I have 2D image with lots (houndreds) of channals.
Nearby channels are very correlated.
For now i’m using entry group with several Conv2D layers with kernel size = ( 1, 1 ).
It’s working ok.
But i assume, that doing 1d-convolution in channel axis, before spatial 2d convolutions
allows me to create smaller and more accurate model.
I’ve created this straightforward wrapper,
for converting (N, C, H, W) layout to (N, 1, C) layout (which, is capable for Conv1d),
and backwards:
class InChannelConv(nn.Module):
def __init__(self, body):
super().__init__()
self.body = body
def forward(self, x):
n2, c2, h2, w2 = x.size()
x = x.permute(0, 2, 3, 1).view(n2*h2*w2, 1, c2).contiguous()
x = self.body(x)
x = x.view(n2, h2, w2, -1).permute(0, 3, 1, 2).contiguous()
return x
And using my wrapper like this:
ChannelConv(nn.Sequential(
nn.Conv1d(1, 32, 7), nn.ReLU(),
nn.Conv1d(32, 64, 3), nn.ReLU(),
nn.Conv1d(32, 1, 1), nn.ReLU(),
))
...
That gives me OOM, even with very small body.
When i use useless-small body like Conv1d(1, 1, 1), i’ve got:
RuntimeError: CUDNN_STATUS_NOT_SUPPORTED. This error may appear if you passed in a non-contiguous input.

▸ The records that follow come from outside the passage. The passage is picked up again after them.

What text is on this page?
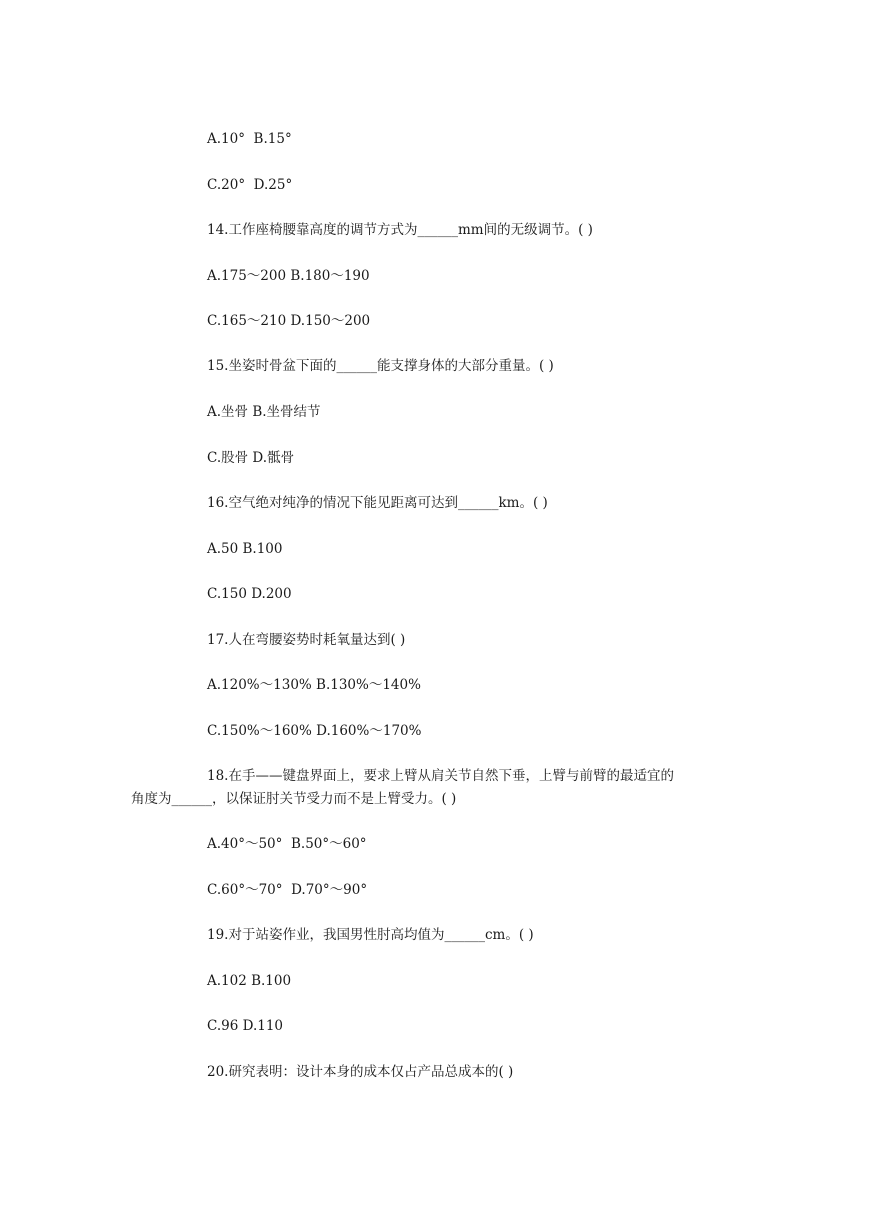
A.10°  B.15°
C.20°  D.25°
14.工作座椅腰靠高度的调节方式为______mm间的无级调节。( )
A.175～200 B.180～190
C.165～210 D.150～200
15.坐姿时骨盆下面的______能支撑身体的大部分重量。( )
A.坐骨 B.坐骨结节
C.股骨 D.骶骨
16.空气绝对纯净的情况下能见距离可达到______km。( )
A.50 B.100
C.150 D.200
17.人在弯腰姿势时耗氧量达到( )
A.120%～130% B.130%～140%
C.150%～160% D.160%～170%
18.在手——键盘界面上，要求上臂从肩关节自然下垂，上臂与前臂的最适宜的
角度为______，以保证肘关节受力而不是上臂受力。( )
A.40°～50°  B.50°～60°
C.60°～70°  D.70°～90°
19.对于站姿作业，我国男性肘高均值为______cm。( )
A.102 B.100
C.96 D.110
20.研究表明：设计本身的成本仅占产品总成本的( )
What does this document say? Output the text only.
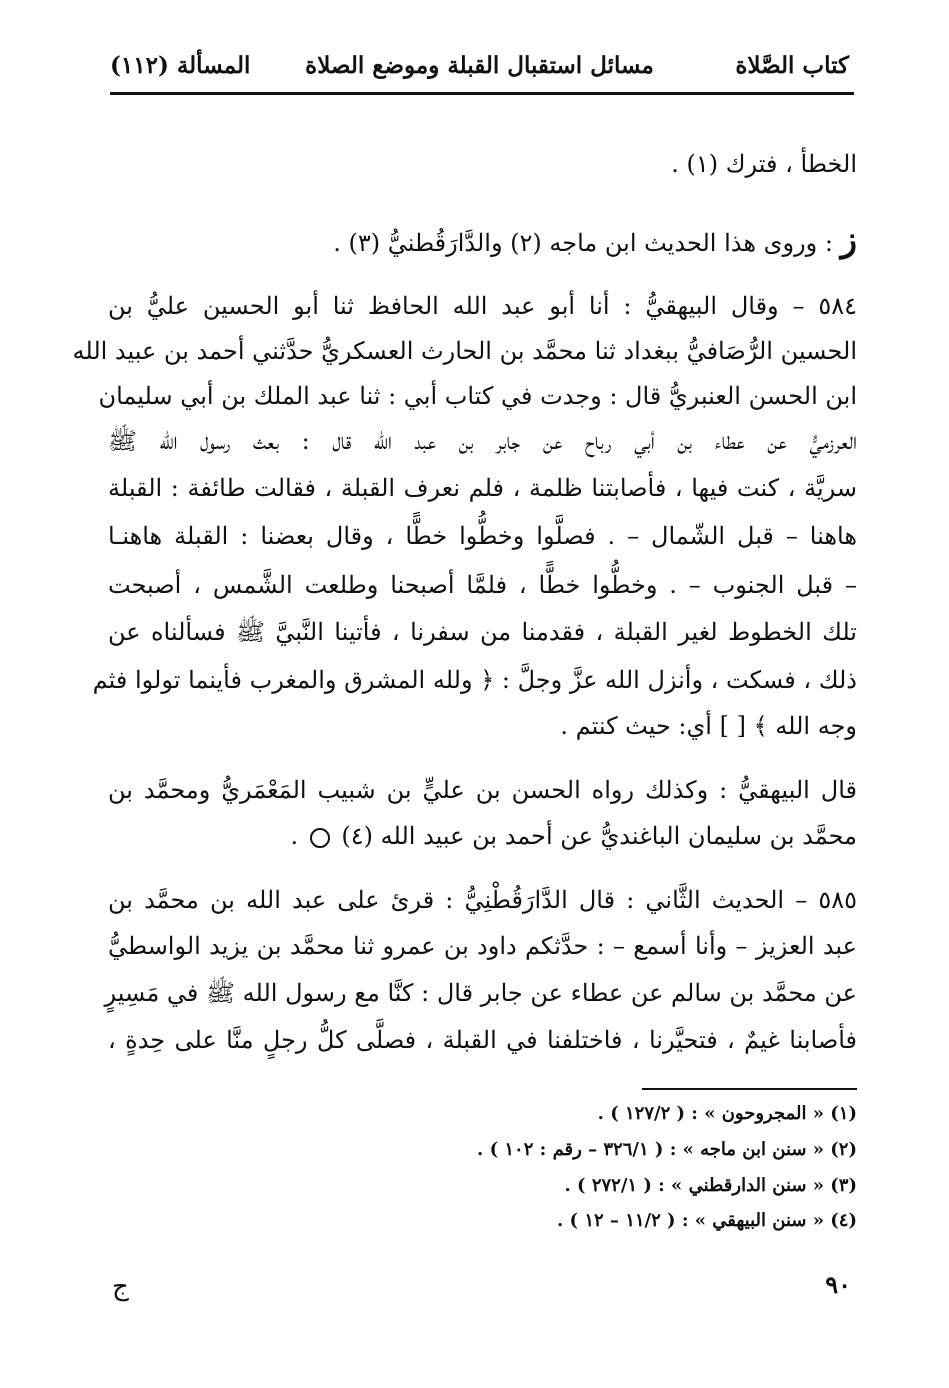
كتاب الصَّلاة
مسائل استقبال القبلة وموضع الصلاة
المسألة (١١٢)
الخطأ ، فترك (١) .
ز : وروى هذا الحديث ابن ماجه (٢) والدَّارَقُطنيُّ (٣) .
٥٨٤ – وقال البيهقيُّ : أنا أبو عبد الله الحافظ ثنا أبو الحسين عليُّ بن
الحسين الرُّصَافيُّ ببغداد ثنا محمَّد بن الحارث العسكريُّ حدَّثني أحمد بن عبيد الله
ابن الحسن العنبريُّ قال : وجدت في كتاب أبي : ثنا عبد الملك بن أبي سليمان
العرزميُّ عن عطاء بن أبي رباح عن جابر بن عبد الله قال : بعث رسول الله ﷺ
سريَّة ، كنت فيها ، فأصابتنا ظلمة ، فلم نعرف القبلة ، فقالت طائفة : القبلة
هاهنا – قبل الشّمال – . فصلَّوا وخطُّوا خطًّا ، وقال بعضنا : القبلة هاهنـا
– قبل الجنوب – . وخطُّوا خطًّا ، فلمَّا أصبحنا وطلعت الشَّمس ، أصبحت
تلك الخطوط لغير القبلة ، فقدمنا من سفرنا ، فأتينا النَّبيَّ ﷺ فسألناه عن
ذلك ، فسكت ، وأنزل الله عزَّ وجلَّ : ﴿ ولله المشرق والمغرب فأينما تولوا فثم
وجه الله ﴾ [ ] أي: حيث كنتم .
قال البيهقيُّ : وكذلك رواه الحسن بن عليٍّ بن شبيب المَعْمَريُّ ومحمَّد بن
محمَّد بن سليمان الباغنديُّ عن أحمد بن عبيد الله (٤)  .
٥٨٥ – الحديث الثَّاني : قال الدَّارَقُطْنِيُّ : قرئ على عبد الله بن محمَّد بن
عبد العزيز – وأنا أسمع – : حدَّثكم داود بن عمرو ثنا محمَّد بن يزيد الواسطيُّ
عن محمَّد بن سالم عن عطاء عن جابر قال : كنَّا مع رسول الله ﷺ في مَسِيرٍ
فأصابنا غيمٌ ، فتحيَّرنا ، فاختلفنا في القبلة ، فصلَّى كلُّ رجلٍ منَّا على حِدةٍ ،
(١) « المجروحون » : ( ١٢٧/٢ ) .
(٢) « سنن ابن ماجه » : ( ٣٢٦/١ – رقم : ١٠٢ ) .
(٣) « سنن الدارقطني » : ( ٢٧٢/١ ) .
(٤) « سنن البيهقي » : ( ١١/٢ – ١٢ ) .
٩٠
ج
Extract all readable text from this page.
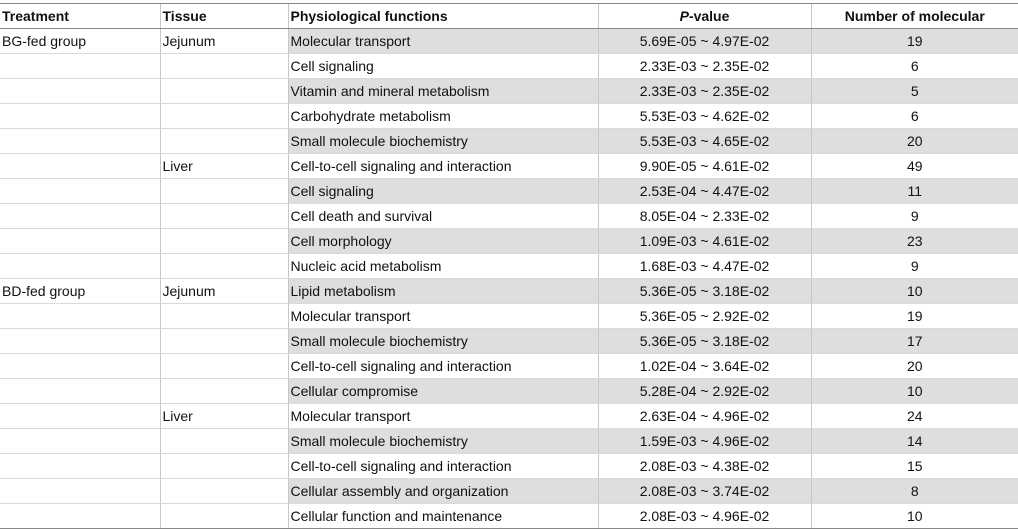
Treatment	Tissue	Physiological functions	P-value	Number of molecular
BG-fed group	Jejunum	Molecular transport	5.69E-05 ~ 4.97E-02	19
		Cell signaling	2.33E-03 ~ 2.35E-02	6
		Vitamin and mineral metabolism	2.33E-03 ~ 2.35E-02	5
		Carbohydrate metabolism	5.53E-03 ~ 4.62E-02	6
		Small molecule biochemistry	5.53E-03 ~ 4.65E-02	20
	Liver	Cell-to-cell signaling and interaction	9.90E-05 ~ 4.61E-02	49
		Cell signaling	2.53E-04 ~ 4.47E-02	11
		Cell death and survival	8.05E-04 ~ 2.33E-02	9
		Cell morphology	1.09E-03 ~ 4.61E-02	23
		Nucleic acid metabolism	1.68E-03 ~ 4.47E-02	9
BD-fed group	Jejunum	Lipid metabolism	5.36E-05 ~ 3.18E-02	10
		Molecular transport	5.36E-05 ~ 2.92E-02	19
		Small molecule biochemistry	5.36E-05 ~ 3.18E-02	17
		Cell-to-cell signaling and interaction	1.02E-04 ~ 3.64E-02	20
		Cellular compromise	5.28E-04 ~ 2.92E-02	10
	Liver	Molecular transport	2.63E-04 ~ 4.96E-02	24
		Small molecule biochemistry	1.59E-03 ~ 4.96E-02	14
		Cell-to-cell signaling and interaction	2.08E-03 ~ 4.38E-02	15
		Cellular assembly and organization	2.08E-03 ~ 3.74E-02	8
		Cellular function and maintenance	2.08E-03 ~ 4.96E-02	10
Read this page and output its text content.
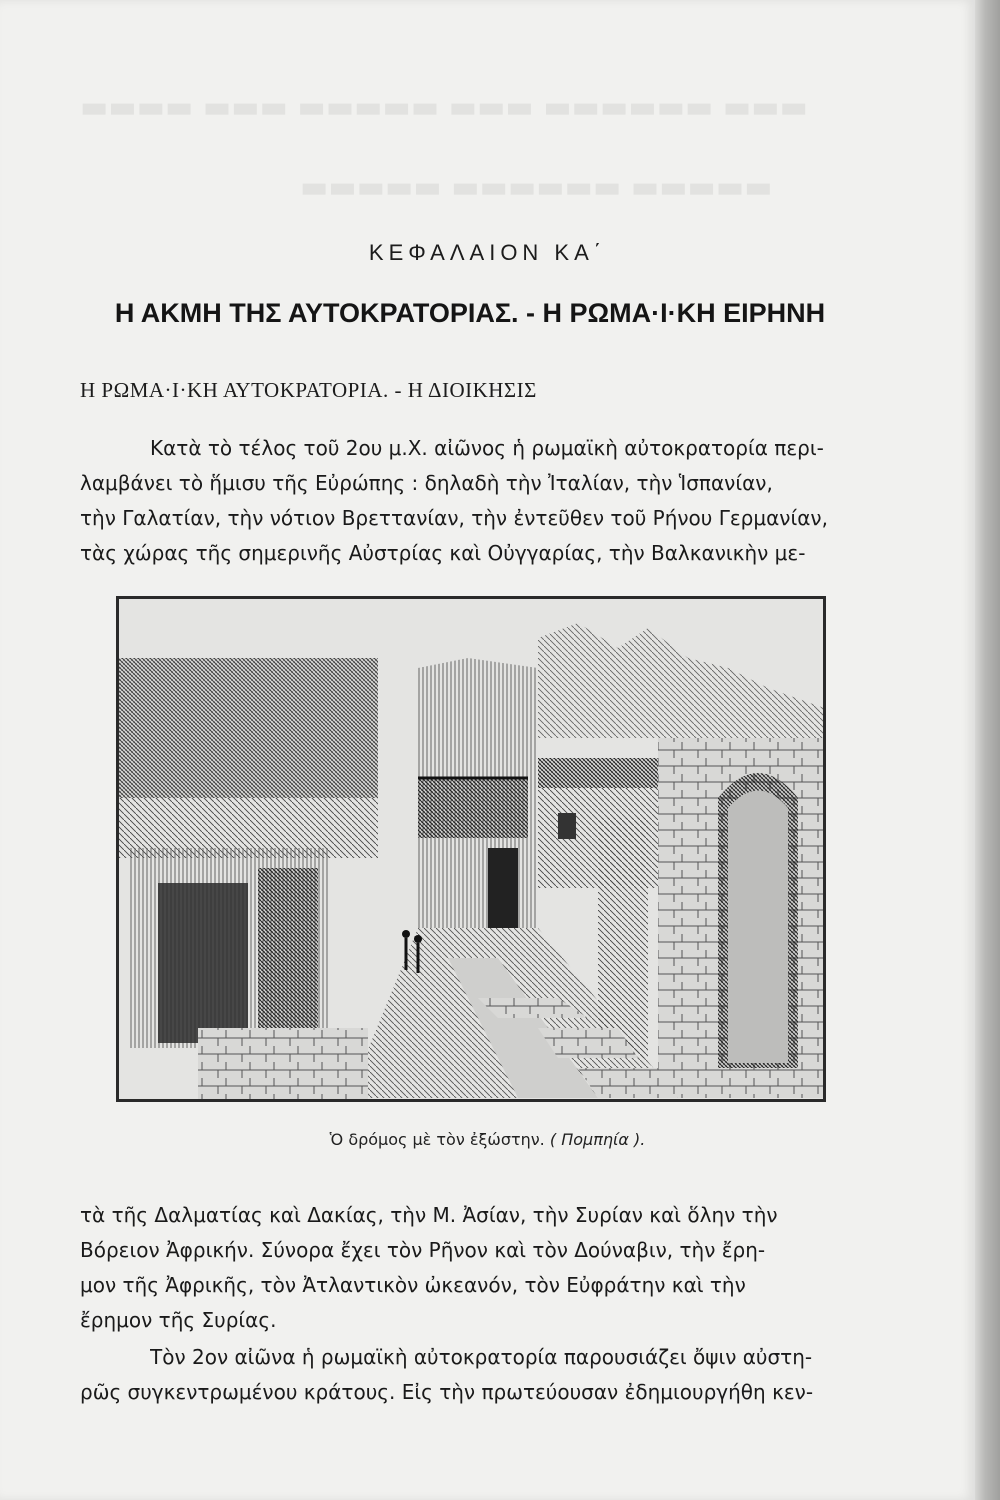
▬▬▬▬ ▬▬▬ ▬▬▬▬▬ ▬▬▬ ▬▬▬▬▬▬ ▬▬▬
▬▬▬▬▬ ▬▬▬▬▬▬ ▬▬▬▬▬
ΚΕΦΑΛΑΙΟΝ ΚΑ΄
Η ΑΚΜΗ ΤΗΣ ΑΥΤΟΚΡΑΤΟΡΙΑΣ. - Η ΡΩΜΑ·Ι·ΚΗ ΕΙΡΗΝΗ
Η ΡΩΜΑ·Ι·ΚΗ ΑΥΤΟΚΡΑΤΟΡΙΑ. - Η ΔΙΟΙΚΗΣΙΣ
Κατὰ τὸ τέλος τοῦ 2ου μ.Χ. αἰῶνος ἡ ρωμαϊκὴ αὐτοκρατορία περι-
λαμβάνει τὸ ἥμισυ τῆς Εὐρώπης : δηλαδὴ τὴν Ἰταλίαν, τὴν Ἱσπανίαν,
τὴν Γαλατίαν, τὴν νότιον Βρεττανίαν, τὴν ἐντεῦθεν τοῦ Ρήνου Γερμανίαν,
τὰς χώρας τῆς σημερινῆς Αὐστρίας καὶ Οὐγγαρίας, τὴν Βαλκανικὴν με-
Ὁ δρόμος μὲ τὸν ἐξώστην. ( Πομπηία ).
τὰ τῆς Δαλματίας καὶ Δακίας, τὴν Μ. Ἀσίαν, τὴν Συρίαν καὶ ὅλην τὴν
Βόρειον Ἀφρικήν. Σύνορα ἔχει τὸν Ρῆνον καὶ τὸν Δούναβιν, τὴν ἔρη-
μον τῆς Ἀφρικῆς, τὸν Ἀτλαντικὸν ὠκεανόν, τὸν Εὐφράτην καὶ τὴν
ἔρημον τῆς Συρίας.
Τὸν 2ον αἰῶνα ἡ ρωμαϊκὴ αὐτοκρατορία παρουσιάζει ὄψιν αὐστη-
ρῶς συγκεντρωμένου κράτους. Εἰς τὴν πρωτεύουσαν ἐδημιουργήθη κεν-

I know about nn.PixelShuffle
, but it not exactly what i want.
It mixes spatial and “in-channel” convolution,
moreover i can’t make any assumptions about channels count.
So there is a question:
how to make efficient 1D-convolution in channels axis (independent for every pixel),
having lots-of-channels 2D image on input and output?